Sub System Benchmarks (Storage, Audio and Networking)
For Storage benchmarks, We used two different benchmarks. The first being the ATTO Disk Benchmark. The other is CrystalDiskMark5. ATTO and CrystalDisk Mark were used to test two drives. We tested both an NVMe M.2 and a 2.5″ SATA 6 SSD. The first drive we tested was the Crucial P1. The P1 is the latest NVMe M.2 SSD from Crucial, using Micron 3D NAND technology. The BX500 is also from Crucial. We recently did a review of their 480 GB version you can check out here: https://www.modders-inc.com/crucial-bx500-480gb-sata-ssd-review/ In the review, we tested the 960 GB version of the BX500 using 96 layer nand. The full review on that drive is coming soon.
ATTO Disk Benchmark
The ATTO Disk Benchmark utility was designed to measure regular disk drive performance. However, its more than capable of measuring both USB flash drive and SSD speeds as well. The utility measures disk performance rates for various sizes of files and displays the results in a bar chart showing read and write speeds at each file size. The results are displayed in megabytes per second. The Crucial P1 did as expected on this Z390 Aorus Xtreme, if not a bit better. On the ATTO Disk Benchmark, the Crucial P1 maxed out at about 1860 MB/s on the read speed and about 1580 MB/s on the write speed. This was slightly slower than the advertised speeds of 2,000 MB/s read and 1,700 MB/s write. But respectable enough. The BX500 hit a max of about 532 MB/s on the read speed and a max of about 485 MB/s on the write speeds. The reads were decent, but the writes were slower than I expected in the ATTO Disk Benchmark.

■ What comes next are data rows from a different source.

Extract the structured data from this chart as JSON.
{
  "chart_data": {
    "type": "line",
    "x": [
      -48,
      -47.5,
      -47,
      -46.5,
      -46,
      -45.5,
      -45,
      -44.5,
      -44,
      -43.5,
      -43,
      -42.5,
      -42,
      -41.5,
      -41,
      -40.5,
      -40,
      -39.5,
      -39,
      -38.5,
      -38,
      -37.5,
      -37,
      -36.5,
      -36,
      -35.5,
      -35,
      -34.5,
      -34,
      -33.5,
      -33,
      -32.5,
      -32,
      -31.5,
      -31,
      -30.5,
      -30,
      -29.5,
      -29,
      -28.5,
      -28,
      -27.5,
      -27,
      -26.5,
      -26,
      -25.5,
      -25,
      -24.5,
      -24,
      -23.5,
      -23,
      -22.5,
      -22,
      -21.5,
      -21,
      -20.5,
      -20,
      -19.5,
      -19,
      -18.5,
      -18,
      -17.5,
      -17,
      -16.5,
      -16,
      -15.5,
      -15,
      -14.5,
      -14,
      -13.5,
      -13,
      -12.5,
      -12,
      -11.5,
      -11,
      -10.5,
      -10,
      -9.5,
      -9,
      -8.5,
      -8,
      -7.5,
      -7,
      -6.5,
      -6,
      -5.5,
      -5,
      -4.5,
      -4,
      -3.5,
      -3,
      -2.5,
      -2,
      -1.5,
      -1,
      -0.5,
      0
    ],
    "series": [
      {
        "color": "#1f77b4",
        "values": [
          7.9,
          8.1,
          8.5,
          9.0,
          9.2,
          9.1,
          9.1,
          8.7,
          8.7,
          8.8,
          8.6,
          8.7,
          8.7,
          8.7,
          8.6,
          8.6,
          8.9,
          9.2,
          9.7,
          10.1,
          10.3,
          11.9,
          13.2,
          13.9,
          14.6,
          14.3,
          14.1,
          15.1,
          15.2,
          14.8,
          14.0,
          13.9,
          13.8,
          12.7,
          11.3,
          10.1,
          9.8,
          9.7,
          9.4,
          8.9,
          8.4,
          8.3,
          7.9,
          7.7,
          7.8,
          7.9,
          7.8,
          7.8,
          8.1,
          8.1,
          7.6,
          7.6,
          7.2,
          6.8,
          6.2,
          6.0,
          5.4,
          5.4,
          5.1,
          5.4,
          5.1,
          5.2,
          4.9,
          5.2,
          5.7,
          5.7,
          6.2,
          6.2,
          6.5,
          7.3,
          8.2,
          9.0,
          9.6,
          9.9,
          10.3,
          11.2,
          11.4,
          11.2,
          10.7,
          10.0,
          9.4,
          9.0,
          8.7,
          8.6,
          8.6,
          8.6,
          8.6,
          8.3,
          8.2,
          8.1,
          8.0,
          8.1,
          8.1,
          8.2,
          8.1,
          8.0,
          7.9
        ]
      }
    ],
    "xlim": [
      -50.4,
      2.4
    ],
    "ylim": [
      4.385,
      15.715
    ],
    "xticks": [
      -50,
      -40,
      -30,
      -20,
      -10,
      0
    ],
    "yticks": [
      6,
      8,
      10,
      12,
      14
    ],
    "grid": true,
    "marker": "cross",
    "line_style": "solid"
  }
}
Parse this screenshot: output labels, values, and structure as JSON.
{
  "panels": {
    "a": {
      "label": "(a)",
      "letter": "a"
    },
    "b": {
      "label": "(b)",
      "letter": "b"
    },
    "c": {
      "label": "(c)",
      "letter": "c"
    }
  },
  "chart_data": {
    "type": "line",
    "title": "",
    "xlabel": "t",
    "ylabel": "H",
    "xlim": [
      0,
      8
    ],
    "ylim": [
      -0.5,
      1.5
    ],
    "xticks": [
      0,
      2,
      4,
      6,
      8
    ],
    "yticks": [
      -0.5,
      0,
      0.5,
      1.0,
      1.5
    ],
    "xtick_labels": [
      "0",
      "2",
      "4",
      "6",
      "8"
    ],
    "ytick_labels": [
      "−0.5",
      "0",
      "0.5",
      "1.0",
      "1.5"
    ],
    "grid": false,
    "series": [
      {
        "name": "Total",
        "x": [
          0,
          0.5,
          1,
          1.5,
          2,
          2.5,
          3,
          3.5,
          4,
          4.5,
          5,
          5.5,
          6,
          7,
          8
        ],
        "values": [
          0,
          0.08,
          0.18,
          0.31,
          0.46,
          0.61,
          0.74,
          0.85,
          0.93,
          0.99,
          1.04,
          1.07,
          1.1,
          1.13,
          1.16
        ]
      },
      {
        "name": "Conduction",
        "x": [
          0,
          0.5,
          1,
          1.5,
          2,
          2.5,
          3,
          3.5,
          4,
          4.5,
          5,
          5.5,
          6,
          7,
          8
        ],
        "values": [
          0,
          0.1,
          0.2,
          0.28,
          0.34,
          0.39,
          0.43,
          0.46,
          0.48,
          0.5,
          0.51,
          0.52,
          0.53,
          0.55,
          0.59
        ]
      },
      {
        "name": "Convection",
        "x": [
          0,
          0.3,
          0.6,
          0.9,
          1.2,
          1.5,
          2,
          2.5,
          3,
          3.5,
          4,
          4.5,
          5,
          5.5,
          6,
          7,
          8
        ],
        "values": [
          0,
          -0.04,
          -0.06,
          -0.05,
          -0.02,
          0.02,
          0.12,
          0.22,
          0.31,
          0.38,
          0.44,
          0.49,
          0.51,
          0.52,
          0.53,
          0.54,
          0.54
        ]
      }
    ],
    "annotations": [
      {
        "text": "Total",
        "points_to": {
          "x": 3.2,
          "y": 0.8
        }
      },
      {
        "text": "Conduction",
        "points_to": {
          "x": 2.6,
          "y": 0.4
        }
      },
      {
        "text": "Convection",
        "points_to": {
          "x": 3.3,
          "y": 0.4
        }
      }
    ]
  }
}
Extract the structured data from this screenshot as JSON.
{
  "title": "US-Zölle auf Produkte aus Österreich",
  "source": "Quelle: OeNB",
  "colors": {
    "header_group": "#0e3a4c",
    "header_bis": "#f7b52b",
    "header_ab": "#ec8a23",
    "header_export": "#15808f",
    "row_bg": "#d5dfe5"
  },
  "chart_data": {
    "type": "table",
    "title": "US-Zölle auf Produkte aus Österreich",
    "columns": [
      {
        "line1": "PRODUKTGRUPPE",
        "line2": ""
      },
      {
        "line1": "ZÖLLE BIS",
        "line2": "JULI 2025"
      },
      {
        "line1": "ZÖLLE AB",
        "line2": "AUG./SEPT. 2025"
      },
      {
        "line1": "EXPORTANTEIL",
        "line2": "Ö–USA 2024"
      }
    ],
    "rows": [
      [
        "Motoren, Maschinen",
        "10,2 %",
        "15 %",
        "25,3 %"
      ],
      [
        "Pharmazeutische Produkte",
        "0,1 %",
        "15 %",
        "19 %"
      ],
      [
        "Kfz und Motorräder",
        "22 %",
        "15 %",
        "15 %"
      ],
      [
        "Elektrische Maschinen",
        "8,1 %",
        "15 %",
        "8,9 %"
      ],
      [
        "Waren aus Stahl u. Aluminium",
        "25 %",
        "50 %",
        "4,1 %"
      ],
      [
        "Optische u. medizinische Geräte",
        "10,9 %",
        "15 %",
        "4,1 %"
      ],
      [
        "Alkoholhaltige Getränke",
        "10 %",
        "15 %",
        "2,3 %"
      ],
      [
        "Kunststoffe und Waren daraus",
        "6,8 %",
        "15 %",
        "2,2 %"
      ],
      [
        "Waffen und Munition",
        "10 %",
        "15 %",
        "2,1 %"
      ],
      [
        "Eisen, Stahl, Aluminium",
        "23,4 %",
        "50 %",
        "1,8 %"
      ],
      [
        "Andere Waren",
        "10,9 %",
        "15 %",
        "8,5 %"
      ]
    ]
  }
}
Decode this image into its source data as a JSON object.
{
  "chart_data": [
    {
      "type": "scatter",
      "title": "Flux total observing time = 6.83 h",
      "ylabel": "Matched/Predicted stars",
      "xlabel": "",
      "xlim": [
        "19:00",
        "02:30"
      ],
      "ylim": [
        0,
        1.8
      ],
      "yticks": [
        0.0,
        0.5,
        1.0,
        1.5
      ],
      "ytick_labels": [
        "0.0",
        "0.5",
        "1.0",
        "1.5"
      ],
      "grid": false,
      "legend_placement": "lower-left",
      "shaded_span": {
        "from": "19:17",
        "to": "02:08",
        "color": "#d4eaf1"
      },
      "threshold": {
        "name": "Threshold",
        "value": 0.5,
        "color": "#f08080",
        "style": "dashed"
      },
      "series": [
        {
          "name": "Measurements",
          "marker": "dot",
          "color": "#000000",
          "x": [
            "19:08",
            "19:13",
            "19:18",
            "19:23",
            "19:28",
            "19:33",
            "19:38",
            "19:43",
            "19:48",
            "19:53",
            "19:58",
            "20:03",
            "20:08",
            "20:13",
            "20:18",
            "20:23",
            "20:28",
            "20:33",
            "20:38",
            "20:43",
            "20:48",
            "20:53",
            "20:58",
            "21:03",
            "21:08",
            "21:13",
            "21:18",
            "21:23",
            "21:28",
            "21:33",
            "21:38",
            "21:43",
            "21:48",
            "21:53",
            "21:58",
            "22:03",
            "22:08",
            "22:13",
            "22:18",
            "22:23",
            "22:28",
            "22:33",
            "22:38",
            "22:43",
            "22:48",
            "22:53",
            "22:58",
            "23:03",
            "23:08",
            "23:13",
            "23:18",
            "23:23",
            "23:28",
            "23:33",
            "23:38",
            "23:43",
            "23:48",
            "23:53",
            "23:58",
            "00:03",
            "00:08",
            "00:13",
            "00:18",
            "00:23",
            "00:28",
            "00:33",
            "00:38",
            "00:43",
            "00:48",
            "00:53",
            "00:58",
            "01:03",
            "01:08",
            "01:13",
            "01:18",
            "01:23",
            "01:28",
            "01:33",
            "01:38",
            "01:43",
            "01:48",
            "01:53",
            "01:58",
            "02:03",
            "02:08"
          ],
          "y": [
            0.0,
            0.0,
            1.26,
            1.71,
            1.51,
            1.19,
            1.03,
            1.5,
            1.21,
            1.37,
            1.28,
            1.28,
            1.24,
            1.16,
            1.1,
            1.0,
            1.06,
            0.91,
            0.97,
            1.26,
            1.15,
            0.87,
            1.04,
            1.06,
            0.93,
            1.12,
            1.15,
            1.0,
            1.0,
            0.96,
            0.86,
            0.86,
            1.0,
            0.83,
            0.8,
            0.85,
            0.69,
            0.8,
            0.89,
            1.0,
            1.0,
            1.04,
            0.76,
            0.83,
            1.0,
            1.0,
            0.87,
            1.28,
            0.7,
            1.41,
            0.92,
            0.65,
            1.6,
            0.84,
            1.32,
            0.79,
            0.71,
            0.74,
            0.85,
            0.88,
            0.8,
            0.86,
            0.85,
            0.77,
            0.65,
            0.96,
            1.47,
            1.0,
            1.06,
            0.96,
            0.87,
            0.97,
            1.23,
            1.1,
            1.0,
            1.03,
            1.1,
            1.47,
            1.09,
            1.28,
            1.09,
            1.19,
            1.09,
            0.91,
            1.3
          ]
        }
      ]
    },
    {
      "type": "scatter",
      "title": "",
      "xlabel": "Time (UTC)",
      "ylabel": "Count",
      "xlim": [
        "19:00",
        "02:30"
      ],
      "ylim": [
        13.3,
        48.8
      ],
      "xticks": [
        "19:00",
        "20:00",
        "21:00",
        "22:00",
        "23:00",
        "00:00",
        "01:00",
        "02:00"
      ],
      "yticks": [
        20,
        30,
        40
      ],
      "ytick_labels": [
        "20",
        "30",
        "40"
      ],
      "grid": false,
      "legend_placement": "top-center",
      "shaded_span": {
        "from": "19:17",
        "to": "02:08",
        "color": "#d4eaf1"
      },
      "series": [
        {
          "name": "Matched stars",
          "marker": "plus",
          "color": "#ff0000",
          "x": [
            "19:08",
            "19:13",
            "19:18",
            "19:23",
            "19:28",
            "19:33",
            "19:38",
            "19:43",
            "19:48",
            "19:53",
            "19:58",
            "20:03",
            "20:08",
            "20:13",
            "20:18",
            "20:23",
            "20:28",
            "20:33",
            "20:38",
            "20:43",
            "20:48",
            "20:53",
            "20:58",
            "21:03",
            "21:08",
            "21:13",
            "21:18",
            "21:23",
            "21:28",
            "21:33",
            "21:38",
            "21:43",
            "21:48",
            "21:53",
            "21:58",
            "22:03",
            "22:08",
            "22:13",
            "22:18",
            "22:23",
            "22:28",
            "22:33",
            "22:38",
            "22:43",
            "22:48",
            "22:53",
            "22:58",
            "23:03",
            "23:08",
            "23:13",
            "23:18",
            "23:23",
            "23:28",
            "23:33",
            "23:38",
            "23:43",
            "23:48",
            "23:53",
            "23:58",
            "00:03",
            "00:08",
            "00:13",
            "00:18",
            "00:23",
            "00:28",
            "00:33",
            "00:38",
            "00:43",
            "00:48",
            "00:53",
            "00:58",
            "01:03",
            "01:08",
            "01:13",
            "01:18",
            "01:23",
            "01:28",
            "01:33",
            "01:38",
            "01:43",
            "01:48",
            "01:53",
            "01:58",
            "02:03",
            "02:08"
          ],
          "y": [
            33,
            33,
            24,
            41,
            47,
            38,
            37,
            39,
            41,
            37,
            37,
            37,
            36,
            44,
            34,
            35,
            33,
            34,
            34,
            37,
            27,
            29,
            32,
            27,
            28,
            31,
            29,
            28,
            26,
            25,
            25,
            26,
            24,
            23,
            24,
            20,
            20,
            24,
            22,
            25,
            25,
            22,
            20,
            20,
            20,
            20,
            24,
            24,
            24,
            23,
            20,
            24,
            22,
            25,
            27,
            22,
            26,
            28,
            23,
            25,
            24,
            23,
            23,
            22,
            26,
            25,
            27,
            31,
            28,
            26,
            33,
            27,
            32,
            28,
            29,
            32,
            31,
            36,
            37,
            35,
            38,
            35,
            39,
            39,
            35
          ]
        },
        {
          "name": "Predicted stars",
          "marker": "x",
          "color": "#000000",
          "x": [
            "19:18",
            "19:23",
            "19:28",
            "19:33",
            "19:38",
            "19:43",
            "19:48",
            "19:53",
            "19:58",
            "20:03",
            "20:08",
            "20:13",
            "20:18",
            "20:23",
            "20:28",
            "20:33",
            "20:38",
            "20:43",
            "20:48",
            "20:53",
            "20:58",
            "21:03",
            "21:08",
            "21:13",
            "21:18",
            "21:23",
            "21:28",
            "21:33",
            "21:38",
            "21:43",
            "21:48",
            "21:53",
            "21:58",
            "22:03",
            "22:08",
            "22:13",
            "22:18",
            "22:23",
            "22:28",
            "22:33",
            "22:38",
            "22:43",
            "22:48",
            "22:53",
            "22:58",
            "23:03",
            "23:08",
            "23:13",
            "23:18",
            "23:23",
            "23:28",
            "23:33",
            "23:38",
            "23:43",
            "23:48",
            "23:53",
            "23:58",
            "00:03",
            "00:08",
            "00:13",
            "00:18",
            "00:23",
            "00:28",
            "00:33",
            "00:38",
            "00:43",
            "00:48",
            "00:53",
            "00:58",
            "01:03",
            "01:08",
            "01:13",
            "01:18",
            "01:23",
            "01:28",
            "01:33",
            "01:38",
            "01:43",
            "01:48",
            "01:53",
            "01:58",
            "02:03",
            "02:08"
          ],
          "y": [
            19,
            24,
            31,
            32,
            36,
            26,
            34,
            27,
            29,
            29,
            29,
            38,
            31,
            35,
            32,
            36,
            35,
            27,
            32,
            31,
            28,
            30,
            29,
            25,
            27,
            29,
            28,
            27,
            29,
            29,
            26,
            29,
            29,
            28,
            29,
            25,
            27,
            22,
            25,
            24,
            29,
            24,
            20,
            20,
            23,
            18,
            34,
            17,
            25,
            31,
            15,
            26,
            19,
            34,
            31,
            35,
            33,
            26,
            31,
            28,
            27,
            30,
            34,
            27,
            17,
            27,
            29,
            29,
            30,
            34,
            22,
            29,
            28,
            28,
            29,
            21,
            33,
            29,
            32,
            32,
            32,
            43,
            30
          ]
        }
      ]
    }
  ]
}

“CrystalDiskMark 5 is designed to quickly test the performance of your hard drives. Currently, the program allows to measure sequential and random read/write speeds.” It’s one of the most commonly used utilities for testing drives. Both the Crucial P1 and BX500 did better on Crystal Disk Mark 5. The Crucial P1 hit 1953 MB/s on the read speed and 1505 on the write speeds. Still a bit slower than the advertised speeds of 2,000 MB/s read and 1,700 MB/s write. The BX 500 did much better in Crystal Disk Mark 5 than it did on ATTO. The BX500 hit 558/2 MB/s on the read and 510.4 on the write speeds.
To test the on-board audio on the Z390 Aorus Xtreme, we use the Rightmark Audio Analyzer benchmark. However, before we run the benchmark, we must test the DPC, or Deferred Procedure Call latency. The DPC is checked to ensure the audio can produce useable results in Rightmark. DPC, or Deferred Procedure Call latency, is a Windows function that handles driver efficiency and allows high-priority tasks to defer required, but lower-priority tasks for later execution. We use LatencyMon to test the DPC Latency.
We had LatencyMon run for a little over 12 minutes. The highest reported ISR routine execution time was 136.24. The highest reported DCP routine execution was 140.34. At the 4000 microseconds, the system will be unsuitable for real-time audio playback. Since both results were under this range, we can continue to Rightmark Audio Analyzer.
To test with Rightmark, you must first plug into both the rear headphone jack and the rear mic jack using a double-ended 3.5 mm jack cable. This creates an audio loop to test the internal audio performance of the on-board audio. We tested using both 16 and 24-bit settings through a range of frequencies from 44 kHz up to 192 kHz. On both the 16 and 24 bit testing, the Z390 Aorus Xtreme Waterforce did very well. In fact, it has the best on board audio I’ve personally ever tested. At least according to the Rightmark Audio Analyzer. The chart below is to give an idea of what good results for the Rightmark benchmark look like.
For network testing, I used my Comcast Business class router from Motorola. The server PC was my standard test bench. This consists of an I7 8700k on the Z390 Aorus Pro. The Z390 Aorus Pro features an Intel Gigabit LAN. The Client PC was the Z390 Aorus Xtreme running the I9 9900k. The system We use the Networking Test in the PassMark Performance Test 9. For this review, we ran both the TCP and UDP Networking tests. As the charts show, the Z390 Aorus Xtreme Waterforce did out perform the Z390 pro on the networking test.
Since this motherboard has 802.11 2×2 WAVE WIFI, it wouldn’t be a full review if we didn’t run a speed check on the WIFI. My office has Comcast Business class internet. The plan is 150 Mbps download by 30 Mbps upload. The 802.11 ac WIFI on the Z390 Aorus Xtreme hit 174 Mbps download and 23 Mbps upload. Through Ethernet, the speeds test results were 176.6 Mbps download and 23.8 Mbps upload. The WIFI on the Z390 Aorus Xtreme Waterforce is really no different than if it were running wired. At least in my case, that is. The WIFI on this board is more than suitable for gaming, streaming or uploading to YouTube. The limit is going to be your connection to the internet.